3. Your unpaid-leave rights (Fair Work)

Under the National Employment Standards, eligible employees (generally 12+ months' continuous service) can take:

  • Up to 12 months' unpaid parental leave, and
  • The right to request a further 12 months (your employer can only refuse on reasonable business grounds).
  • Return-to-work guarantee — the right to come back to your same (or an equivalent) job.

Keeping in touch days

You can do a limited number of "keeping in touch" days — paid work while on leave — without ending your parental leave. Useful for a gradual return, training, or a big project, and for easing back in.

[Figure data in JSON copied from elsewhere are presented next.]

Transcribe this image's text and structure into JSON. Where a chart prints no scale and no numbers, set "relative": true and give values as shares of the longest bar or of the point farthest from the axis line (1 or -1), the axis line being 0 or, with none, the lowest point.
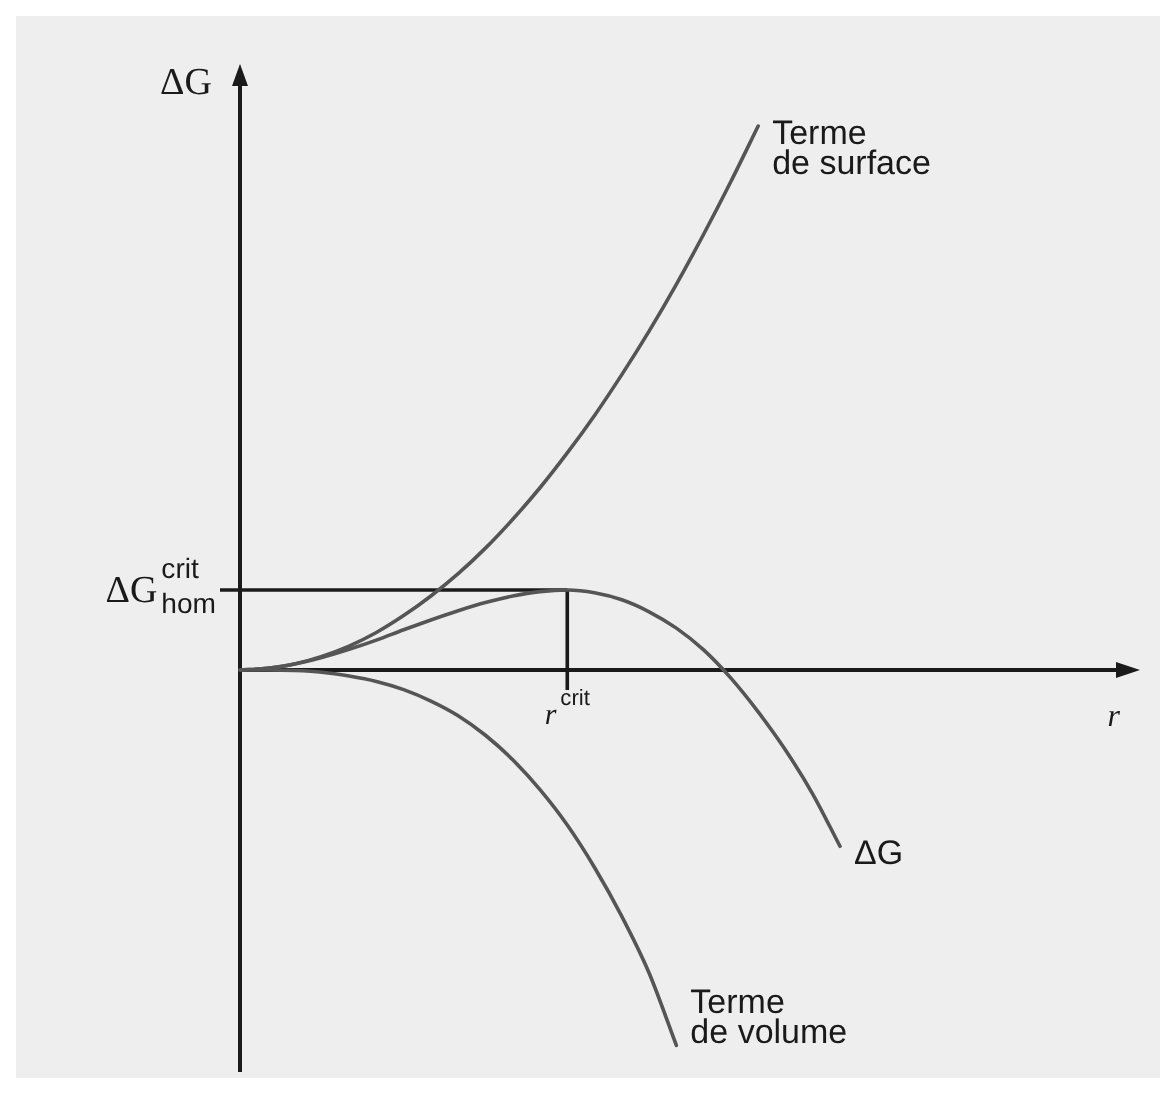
{
  "chart_data": {
    "type": "line",
    "xlabel": "r",
    "ylabel": "ΔG",
    "relative": true,
    "categories": [
      null,
      null,
      null,
      null,
      null,
      null,
      null,
      null,
      null,
      null,
      null,
      null,
      null,
      null,
      null,
      null,
      null,
      null,
      null,
      null,
      null,
      null,
      null,
      null,
      null,
      null,
      null,
      null,
      null,
      null,
      null,
      null,
      null,
      null
    ],
    "series": [
      {
        "name": "Terme de surface",
        "color": "#555555",
        "values": [
          0,
          0.003,
          0.011,
          0.025,
          0.044,
          0.069,
          0.1,
          0.136,
          0.177,
          0.224,
          0.277,
          0.335,
          0.399,
          0.468,
          0.543,
          0.623,
          0.709,
          0.801,
          0.898,
          1.0,
          null,
          null,
          null,
          null,
          null,
          null,
          null,
          null,
          null,
          null,
          null,
          null,
          null,
          null
        ]
      },
      {
        "name": "ΔG",
        "color": "#555555",
        "values": [
          0,
          0.003,
          0.011,
          0.023,
          0.038,
          0.055,
          0.074,
          0.092,
          0.109,
          0.124,
          0.136,
          0.144,
          0.147,
          0.142,
          0.129,
          0.107,
          0.077,
          0.037,
          -0.015,
          -0.077,
          -0.147,
          -0.228,
          -0.324,
          null,
          null,
          null,
          null,
          null,
          null,
          null,
          null,
          null,
          null,
          null
        ]
      },
      {
        "name": "Terme de volume",
        "color": "#555555",
        "values": [
          0,
          0,
          -0.001,
          -0.004,
          -0.011,
          -0.021,
          -0.036,
          -0.057,
          -0.084,
          -0.12,
          -0.165,
          -0.22,
          -0.285,
          -0.363,
          -0.453,
          -0.557,
          -0.69,
          null,
          null,
          null,
          null,
          null,
          null,
          null,
          null,
          null,
          null,
          null,
          null,
          null,
          null,
          null,
          null,
          null
        ]
      }
    ],
    "ref_lines": [
      {
        "axis": "y",
        "value": 0.147,
        "label": "ΔG$^{crit}$$_{hom}$"
      }
    ],
    "annotations": [
      "r$^{crit}$"
    ]
  }
}
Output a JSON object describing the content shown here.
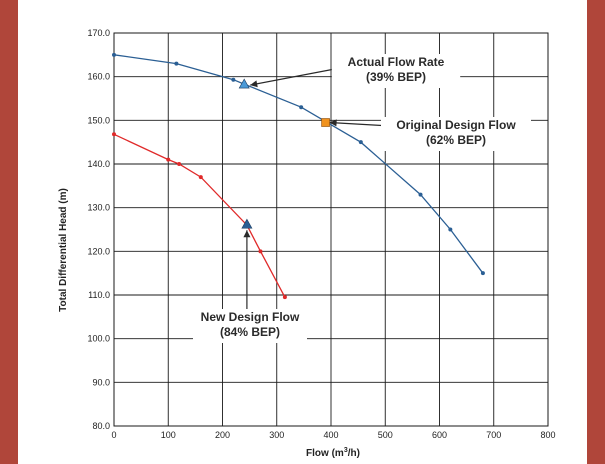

Returning to work — flexible work requests

Parents of young children have the right to request flexible working arrangements (changed hours, days, or location). Put it in writing; your employer must respond within 21 days and can only refuse on reasonable business grounds.

Line up the practical side early: - Sort childcare and your CCS claim well before your return — see Daycare vs FDC vs Nanny vs Au Pair and Free Kinder & CCS. - If breastfeeding, read the pumping-for-work section. - Build in a buffer week between starting care and starting work — both of you need the settling-in time.

A simple planning order

1. Check employer paid leave in your agreement. 2. Lodge your government Parental Leave Pay claim (can be before birth). 3. Confirm your unpaid-leave dates and return-to-work date in writing. 4. Get on childcare waitlists and lodge your CCS claim. 5. Draft your flexible-work request before you return.

Disclaimer: melbourne.baby is a community platform — information is general and not financial, legal, or government advice. Entitlements and rates change; confirm with servicesaustralia.gov.au, fairwork.gov.au, and your employer.